Sam’s Clubs’ sales were up 2% for the July quarter, same store sales (ex fuel) up 1% and operating income up 2.4%.

International sales were up 11% and operating income up 16.8% (on a constant currency basis, both figures would have been about 4 percentage points lower).  Same store sales were up about 6% in China and 3% in Mexico and Brazil.  Japan and the UK were up slightly.

It seems to me that this general picture, aided by cost control, will continue at least for the rest of the fiscal year.

Since Wal-Mart is such a dominant factor in retail in the US, and because about a third of its customer base consists of lower middle class shoppers, Wal-Mart’s US results give some insight to the economic condition of ordinary American residents.

a Wal-Mart’s-eye view of the US

Wal-Mart reported that its business exited the quarter stronger than it began the three months and the traffic was improving sequentially.  But the image the company reveals of its customers’ buying tendencies–Wal-Mart has superb information systems–is one of continuing struggle.

For example, many customers are living paycheck to paycheck.  So Wal-Mart sees a surge in sales on payday, followed by a gradual tailing off until the next paycheck is issued.  Use of food stamps and other forms of government assistance is rising.  Use of the company’s check-cashing services is up by more than 10%.  Credit card usage, now at 15% of sales (30% is about average for retail overall), continues to fall.

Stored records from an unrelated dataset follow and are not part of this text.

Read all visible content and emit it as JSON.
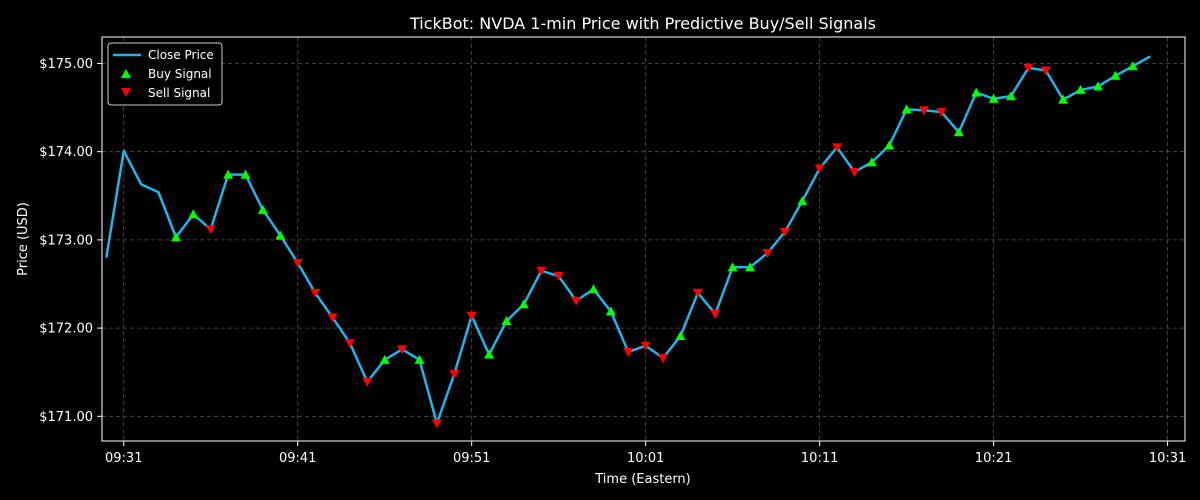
{
  "chart_data": {
    "type": "line",
    "title": "TickBot: NVDA 1-min Price with Predictive Buy/Sell Signals",
    "xlabel": "Time (Eastern)",
    "ylabel": "Price (USD)",
    "x_ticks": [
      "09:31",
      "09:41",
      "09:51",
      "10:01",
      "10:11",
      "10:21",
      "10:31"
    ],
    "y_ticks": [
      "$171.00",
      "$172.00",
      "$173.00",
      "$174.00",
      "$175.00"
    ],
    "xlim": [
      "09:29:45",
      "10:32:00"
    ],
    "ylim": [
      170.72,
      175.3
    ],
    "grid": true,
    "legend_position": "top-left",
    "colors": {
      "background": "#000000",
      "line": "#1fb5ea",
      "buy": "#00ff00",
      "sell": "#ff0000",
      "grid": "#555555",
      "axis": "#ffffff"
    },
    "series": [
      {
        "name": "Close Price",
        "x": [
          "09:30",
          "09:31",
          "09:32",
          "09:33",
          "09:34",
          "09:35",
          "09:36",
          "09:37",
          "09:38",
          "09:39",
          "09:40",
          "09:41",
          "09:42",
          "09:43",
          "09:44",
          "09:45",
          "09:46",
          "09:47",
          "09:48",
          "09:49",
          "09:50",
          "09:51",
          "09:52",
          "09:53",
          "09:54",
          "09:55",
          "09:56",
          "09:57",
          "09:58",
          "09:59",
          "10:00",
          "10:01",
          "10:02",
          "10:03",
          "10:04",
          "10:05",
          "10:06",
          "10:07",
          "10:08",
          "10:09",
          "10:10",
          "10:11",
          "10:12",
          "10:13",
          "10:14",
          "10:15",
          "10:16",
          "10:17",
          "10:18",
          "10:19",
          "10:20",
          "10:21",
          "10:22",
          "10:23",
          "10:24",
          "10:25",
          "10:26",
          "10:27",
          "10:28",
          "10:29",
          "10:30"
        ],
        "y": [
          172.8,
          174.01,
          173.63,
          173.54,
          173.03,
          173.29,
          173.12,
          173.74,
          173.74,
          173.34,
          173.05,
          172.74,
          172.4,
          172.12,
          171.83,
          171.39,
          171.64,
          171.76,
          171.64,
          170.92,
          171.48,
          172.14,
          171.7,
          172.08,
          172.27,
          172.65,
          172.59,
          172.31,
          172.44,
          172.19,
          171.73,
          171.8,
          171.66,
          171.91,
          172.4,
          172.16,
          172.69,
          172.69,
          172.85,
          173.09,
          173.44,
          173.81,
          174.05,
          173.77,
          173.88,
          174.07,
          174.48,
          174.47,
          174.45,
          174.22,
          174.67,
          174.6,
          174.63,
          174.95,
          174.92,
          174.59,
          174.7,
          174.74,
          174.86,
          174.97,
          175.08
        ]
      },
      {
        "name": "Buy Signal",
        "x": [
          "09:34",
          "09:35",
          "09:37",
          "09:38",
          "09:39",
          "09:40",
          "09:46",
          "09:48",
          "09:52",
          "09:53",
          "09:54",
          "09:58",
          "09:59",
          "10:03",
          "10:06",
          "10:07",
          "10:10",
          "10:14",
          "10:15",
          "10:16",
          "10:19",
          "10:20",
          "10:21",
          "10:22",
          "10:25",
          "10:26",
          "10:27",
          "10:28",
          "10:29"
        ],
        "y": [
          173.03,
          173.29,
          173.74,
          173.74,
          173.34,
          173.05,
          171.64,
          171.64,
          171.7,
          172.08,
          172.27,
          172.44,
          172.19,
          171.91,
          172.69,
          172.69,
          173.44,
          173.88,
          174.07,
          174.48,
          174.22,
          174.67,
          174.6,
          174.63,
          174.59,
          174.7,
          174.74,
          174.86,
          174.97
        ]
      },
      {
        "name": "Sell Signal",
        "x": [
          "09:36",
          "09:41",
          "09:42",
          "09:43",
          "09:44",
          "09:45",
          "09:47",
          "09:49",
          "09:50",
          "09:51",
          "09:55",
          "09:56",
          "09:57",
          "10:00",
          "10:01",
          "10:02",
          "10:04",
          "10:05",
          "10:08",
          "10:09",
          "10:11",
          "10:12",
          "10:13",
          "10:17",
          "10:18",
          "10:23",
          "10:24"
        ],
        "y": [
          173.12,
          172.74,
          172.4,
          172.12,
          171.83,
          171.39,
          171.76,
          170.92,
          171.48,
          172.14,
          172.65,
          172.59,
          172.31,
          171.73,
          171.8,
          171.66,
          172.4,
          172.16,
          172.85,
          173.09,
          173.81,
          174.05,
          173.77,
          174.47,
          174.45,
          174.95,
          174.92
        ]
      }
    ]
  }
}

Grocery sales are up.  Baking and cooking supplies are, too, as more people shift from eating out to preparing meals at home.  Apparel sales (never a Wal-Mart strength) are down, as are home goods and appliances and electronics.  In other words, necessities are in, discretionary purchases are out.

This may not be a strictly apples to apples comparison.  Wal-Mart performed relatively well during the worst of the recession, helped in part by shoppers trading down from more expensive stores.  Industry evidence is that many of these customers have begun to trade up again.  Still, it’s clear that many Wal-Mart customers are having a very rough time.

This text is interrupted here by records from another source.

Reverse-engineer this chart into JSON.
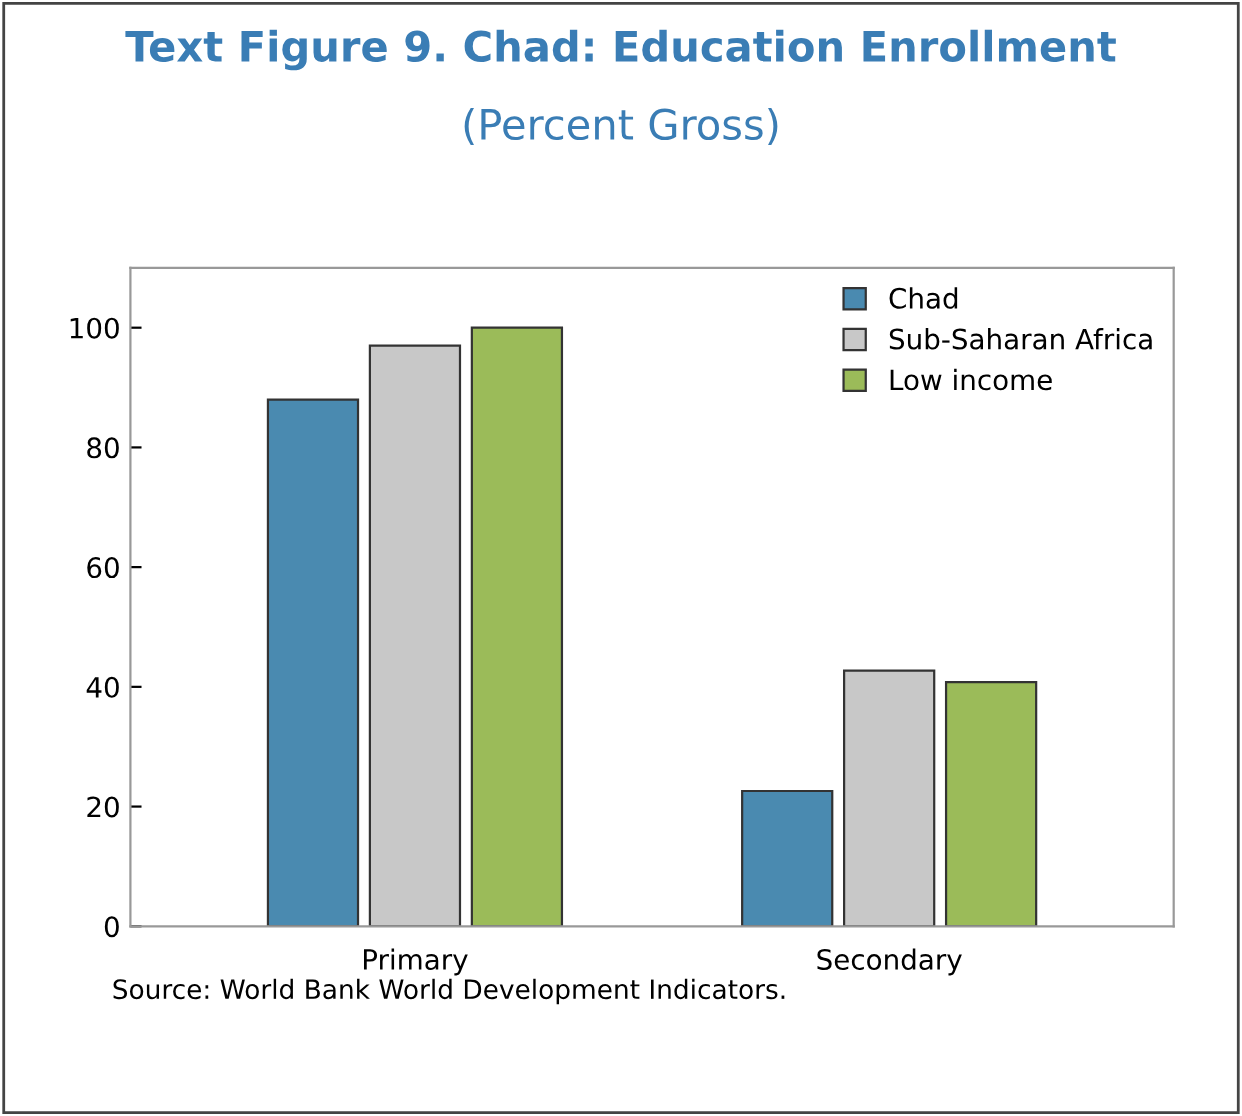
{
  "chart_data": {
    "type": "bar",
    "title": "Text Figure 9. Chad: Education Enrollment",
    "subtitle": "(Percent Gross)",
    "categories": [
      "Primary",
      "Secondary"
    ],
    "series": [
      {
        "name": "Chad",
        "color": "#4a8ab0",
        "values": [
          88,
          22.6
        ]
      },
      {
        "name": "Sub-Saharan Africa",
        "color": "#c8c8c8",
        "values": [
          97,
          42.7
        ]
      },
      {
        "name": "Low income",
        "color": "#9bbb59",
        "values": [
          100,
          40.8
        ]
      }
    ],
    "ylim": [
      0,
      110
    ],
    "yticks": [
      0,
      20,
      40,
      60,
      80,
      100
    ],
    "grid": false,
    "legend": "top right",
    "annotations": [
      "Source: World Bank World Development Indicators."
    ]
  }
}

Last year, apparently in a bid to woo more affluent customers, Wal-Mart tried two experiments.  It cleared its normally crowded aisles and reduced the number of items sold in many categories–apparently to give a more Target-like look.  It also increased advertising.  Neither experiment worked.  So the company is increasing assortments again, delegating more merchandising authority to local managers and stopping the extra advertising.

On the positive side, Wal-Mart says that after its success in entering the Chicago urban market it has been contacted by a number of large cities asking the company to do the same for them.

the stock

WMT (I own it) is trading at under 13x earnings and yielding 2.4%.  It is generating free cash flow of over $4 billion a quarter and has used $7 billion of that in the first half to buy back stock.  the earnings growth rate should gradually improve, both as international operations become a large part of the whole and as the economy rebounds from the current cyclical low point for Wal-Mart customers.  For an income-oriented investor, I think WMT is way better than a government bond–admittedly more volatile–but way better.